Authors:   Rodney L. Huffman, Delmar D. Fangmeier, William J. Elliot, Stephen R. Workman
Keywords:   Soil, water, conservation, environment, Sprinkler Irrigation, 17.1 Sprinkler Systems, 17.2 Evaporation and Wind Drift, 17.3 Distribution Pattern of Sprinklers, 17.4 System Requirements, Intermittent- or Set-Move Systems, 17.5 General Rules for Sprinkler S

Introductory paragraphs: Sprinkler irrigation is a versatile means of applying water to any crop, soil, and topographic condition. It is popular because (1) surface ditches are not necessary, (2) prior land preparation is minimal, and (3) pipes are easily transported and provide no obstructions to farm operations when irrigation is not needed. According to the "2000 Irrigation Survey" in Irrigation Journal (2001), about 12 500 000 ha or 49.9% of the irrigated land in the U.S. is irrigated with sprinkler systems.

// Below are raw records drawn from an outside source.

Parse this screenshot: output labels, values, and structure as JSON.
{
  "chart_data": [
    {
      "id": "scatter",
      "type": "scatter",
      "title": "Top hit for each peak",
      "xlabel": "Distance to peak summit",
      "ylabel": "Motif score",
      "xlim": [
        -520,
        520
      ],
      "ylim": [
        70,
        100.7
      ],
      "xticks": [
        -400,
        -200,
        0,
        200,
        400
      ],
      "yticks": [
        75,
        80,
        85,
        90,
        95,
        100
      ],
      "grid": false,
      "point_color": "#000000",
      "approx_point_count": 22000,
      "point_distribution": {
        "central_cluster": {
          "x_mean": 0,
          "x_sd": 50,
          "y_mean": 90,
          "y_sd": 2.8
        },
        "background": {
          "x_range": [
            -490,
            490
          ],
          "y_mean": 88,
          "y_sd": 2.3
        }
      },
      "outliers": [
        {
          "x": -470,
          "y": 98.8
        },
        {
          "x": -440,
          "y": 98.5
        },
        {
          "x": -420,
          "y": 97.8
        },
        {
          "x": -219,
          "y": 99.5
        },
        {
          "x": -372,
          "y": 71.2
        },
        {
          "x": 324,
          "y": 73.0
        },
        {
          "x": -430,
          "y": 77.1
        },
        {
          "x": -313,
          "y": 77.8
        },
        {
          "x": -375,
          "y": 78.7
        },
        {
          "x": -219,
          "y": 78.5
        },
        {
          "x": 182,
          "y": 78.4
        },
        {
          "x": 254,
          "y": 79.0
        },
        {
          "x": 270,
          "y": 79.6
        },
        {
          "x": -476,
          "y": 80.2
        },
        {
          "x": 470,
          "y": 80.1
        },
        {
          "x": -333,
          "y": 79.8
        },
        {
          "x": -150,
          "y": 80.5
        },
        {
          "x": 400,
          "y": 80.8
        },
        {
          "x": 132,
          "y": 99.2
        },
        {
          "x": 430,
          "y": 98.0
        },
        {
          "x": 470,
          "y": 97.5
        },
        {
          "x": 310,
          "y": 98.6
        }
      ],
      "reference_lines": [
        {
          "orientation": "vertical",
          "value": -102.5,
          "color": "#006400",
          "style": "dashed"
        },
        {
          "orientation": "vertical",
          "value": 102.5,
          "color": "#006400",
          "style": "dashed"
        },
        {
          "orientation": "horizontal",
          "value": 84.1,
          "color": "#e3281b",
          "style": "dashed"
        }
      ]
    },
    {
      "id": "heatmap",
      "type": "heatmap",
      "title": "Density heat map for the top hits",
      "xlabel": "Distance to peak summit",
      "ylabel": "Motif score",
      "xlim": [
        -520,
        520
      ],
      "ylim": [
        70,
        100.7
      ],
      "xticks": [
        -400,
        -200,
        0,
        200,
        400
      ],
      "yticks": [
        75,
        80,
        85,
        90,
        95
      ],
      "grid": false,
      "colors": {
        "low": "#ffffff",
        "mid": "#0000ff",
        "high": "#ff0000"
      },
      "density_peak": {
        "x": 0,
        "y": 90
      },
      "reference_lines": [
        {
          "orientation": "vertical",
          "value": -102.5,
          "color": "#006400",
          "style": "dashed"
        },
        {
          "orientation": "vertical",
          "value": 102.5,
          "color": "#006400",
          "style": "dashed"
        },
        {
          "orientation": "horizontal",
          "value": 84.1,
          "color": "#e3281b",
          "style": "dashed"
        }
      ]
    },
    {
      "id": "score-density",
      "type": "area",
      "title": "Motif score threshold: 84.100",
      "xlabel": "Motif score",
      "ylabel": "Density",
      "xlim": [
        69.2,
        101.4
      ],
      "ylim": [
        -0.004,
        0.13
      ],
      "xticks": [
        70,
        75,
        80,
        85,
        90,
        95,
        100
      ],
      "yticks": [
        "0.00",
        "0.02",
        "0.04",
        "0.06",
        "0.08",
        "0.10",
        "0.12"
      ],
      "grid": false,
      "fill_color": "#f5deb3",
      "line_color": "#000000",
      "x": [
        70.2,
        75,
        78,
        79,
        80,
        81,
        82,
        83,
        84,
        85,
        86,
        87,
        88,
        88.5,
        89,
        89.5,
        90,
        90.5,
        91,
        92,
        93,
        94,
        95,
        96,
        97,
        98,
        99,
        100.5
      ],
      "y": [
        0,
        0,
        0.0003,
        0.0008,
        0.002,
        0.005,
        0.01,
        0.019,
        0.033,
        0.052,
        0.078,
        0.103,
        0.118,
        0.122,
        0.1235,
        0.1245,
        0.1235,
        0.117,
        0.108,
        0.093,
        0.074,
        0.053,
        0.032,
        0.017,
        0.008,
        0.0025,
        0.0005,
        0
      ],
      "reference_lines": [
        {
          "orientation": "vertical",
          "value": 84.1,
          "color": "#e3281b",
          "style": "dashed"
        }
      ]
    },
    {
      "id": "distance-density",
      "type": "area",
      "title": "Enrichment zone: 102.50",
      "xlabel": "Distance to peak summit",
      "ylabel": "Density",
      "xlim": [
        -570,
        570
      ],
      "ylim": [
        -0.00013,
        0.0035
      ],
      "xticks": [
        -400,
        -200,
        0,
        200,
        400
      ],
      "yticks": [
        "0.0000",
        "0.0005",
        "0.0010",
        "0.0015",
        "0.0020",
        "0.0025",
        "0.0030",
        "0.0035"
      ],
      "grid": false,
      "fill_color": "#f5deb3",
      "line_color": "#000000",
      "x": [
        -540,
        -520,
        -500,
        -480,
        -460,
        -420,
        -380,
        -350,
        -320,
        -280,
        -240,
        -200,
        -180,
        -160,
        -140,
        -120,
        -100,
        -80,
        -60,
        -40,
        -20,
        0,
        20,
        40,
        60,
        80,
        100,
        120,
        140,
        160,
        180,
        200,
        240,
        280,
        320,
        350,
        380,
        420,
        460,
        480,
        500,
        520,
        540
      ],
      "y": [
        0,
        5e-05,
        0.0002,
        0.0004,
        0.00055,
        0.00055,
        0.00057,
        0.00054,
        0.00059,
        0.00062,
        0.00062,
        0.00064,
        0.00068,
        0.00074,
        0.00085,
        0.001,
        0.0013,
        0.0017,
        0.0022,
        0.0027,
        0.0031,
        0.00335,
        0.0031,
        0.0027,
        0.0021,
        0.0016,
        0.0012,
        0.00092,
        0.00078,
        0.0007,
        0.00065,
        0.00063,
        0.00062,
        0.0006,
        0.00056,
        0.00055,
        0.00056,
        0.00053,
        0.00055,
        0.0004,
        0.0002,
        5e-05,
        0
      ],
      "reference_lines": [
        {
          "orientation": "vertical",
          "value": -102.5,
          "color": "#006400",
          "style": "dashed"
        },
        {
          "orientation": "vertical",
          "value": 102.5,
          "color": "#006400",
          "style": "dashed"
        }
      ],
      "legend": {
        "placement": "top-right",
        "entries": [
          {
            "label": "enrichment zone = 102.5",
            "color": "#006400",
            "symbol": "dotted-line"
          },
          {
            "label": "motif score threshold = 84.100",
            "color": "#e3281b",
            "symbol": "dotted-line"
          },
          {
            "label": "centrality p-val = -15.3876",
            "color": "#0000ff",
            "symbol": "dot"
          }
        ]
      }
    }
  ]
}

Sprinkling is suitable for sandy soils or other soil and topographic conditions where surface irrigation may be inefficient or expensive, or where erosion may be particularly hazardous. Low rates and amounts of water may be applied, such as are required for seed germination, frost protection, delay of fruit budding, and cooling of crops in hot weather. Fertilizers and soil amendments may be dissolved in the water and applied through the irrigation system. The major concerns of sprinkler systems are investment costs and labor requirements (Chapter 15).